The board's new policy even directly violates state law because it says that complaints must be heard in executive session. Public Officers Law, which governs freedom of information and open meetings, has a very narrow set of criteria for when meetings may be closed. Airing complaints about how a government body, including a school district, is run is most definitely not among those criteria.

Almost as disturbing as the new, improved public comments policy is the complicity of the district's legal counsel in setting up a procedure that muzzles legitimate public discourse and violates state law. Mr. Caughlin, in the same meeting, first told the board and the public that it's OK to require that complaints be aired in executive session, and then admitted that his previous advice that the board could enter executive session to discuss position cuts in the coming budget was, in fact, a violation of the open meetings law.

The fact is, Mr. Caughlin's advice in regard to open meetings and freedom of information has been woefully lacking. If a lawyer assisting you in buying a house or probating a will made this many mistakes, you'd fire him. At General Brown, the board's response is to keep looking to Mr. Caughlin for further advice on when and whether it can conduct public business in private chambers. They do so, I suspect, because he tells them what they want to hear.

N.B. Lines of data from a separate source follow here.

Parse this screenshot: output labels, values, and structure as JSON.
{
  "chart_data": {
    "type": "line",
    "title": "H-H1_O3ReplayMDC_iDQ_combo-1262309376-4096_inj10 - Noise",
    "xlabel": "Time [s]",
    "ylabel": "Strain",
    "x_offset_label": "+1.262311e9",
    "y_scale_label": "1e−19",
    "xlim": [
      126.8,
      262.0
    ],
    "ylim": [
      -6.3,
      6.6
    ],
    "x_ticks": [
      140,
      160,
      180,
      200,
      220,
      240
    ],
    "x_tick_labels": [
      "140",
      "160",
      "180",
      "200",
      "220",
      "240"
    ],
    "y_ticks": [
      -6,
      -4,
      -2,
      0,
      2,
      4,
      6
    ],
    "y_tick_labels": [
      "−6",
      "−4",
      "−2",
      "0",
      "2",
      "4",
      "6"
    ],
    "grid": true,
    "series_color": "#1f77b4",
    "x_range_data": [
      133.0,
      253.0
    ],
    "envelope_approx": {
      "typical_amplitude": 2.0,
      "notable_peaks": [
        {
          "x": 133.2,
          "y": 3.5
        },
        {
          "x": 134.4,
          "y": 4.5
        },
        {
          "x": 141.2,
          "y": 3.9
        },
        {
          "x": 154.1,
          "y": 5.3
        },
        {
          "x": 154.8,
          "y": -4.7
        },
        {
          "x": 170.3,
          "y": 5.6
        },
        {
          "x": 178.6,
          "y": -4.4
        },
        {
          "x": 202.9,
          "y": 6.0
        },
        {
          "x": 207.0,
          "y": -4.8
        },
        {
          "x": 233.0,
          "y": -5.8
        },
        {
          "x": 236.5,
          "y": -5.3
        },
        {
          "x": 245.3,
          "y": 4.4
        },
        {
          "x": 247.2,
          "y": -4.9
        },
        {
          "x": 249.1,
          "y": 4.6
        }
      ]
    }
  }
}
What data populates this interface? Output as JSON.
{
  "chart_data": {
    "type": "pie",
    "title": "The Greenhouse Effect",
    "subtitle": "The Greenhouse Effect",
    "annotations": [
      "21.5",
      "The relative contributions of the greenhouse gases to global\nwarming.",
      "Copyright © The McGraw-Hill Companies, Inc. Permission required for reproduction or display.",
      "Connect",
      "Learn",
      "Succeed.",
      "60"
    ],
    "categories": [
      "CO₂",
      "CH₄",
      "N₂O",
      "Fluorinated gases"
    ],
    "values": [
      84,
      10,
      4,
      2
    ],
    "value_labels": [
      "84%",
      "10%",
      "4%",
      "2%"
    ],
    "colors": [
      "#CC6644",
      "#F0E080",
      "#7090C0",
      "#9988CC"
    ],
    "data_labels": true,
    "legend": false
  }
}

Disturbingly, the Board of Education seems able only to circle the wagons as this maelstrom of anger and controversy swirls around them. They could very quickly and easily clear the air if they simply said "You're right; we're wrong. We'll start actively soliciting and listening to your comments." That will be hard, because they'll have to swallow their pride. And they may have to consider actions that they find unpleasant. But when you run for public office, you agree to serve the people. And the people in the General Brown Central School district are not being served well right now.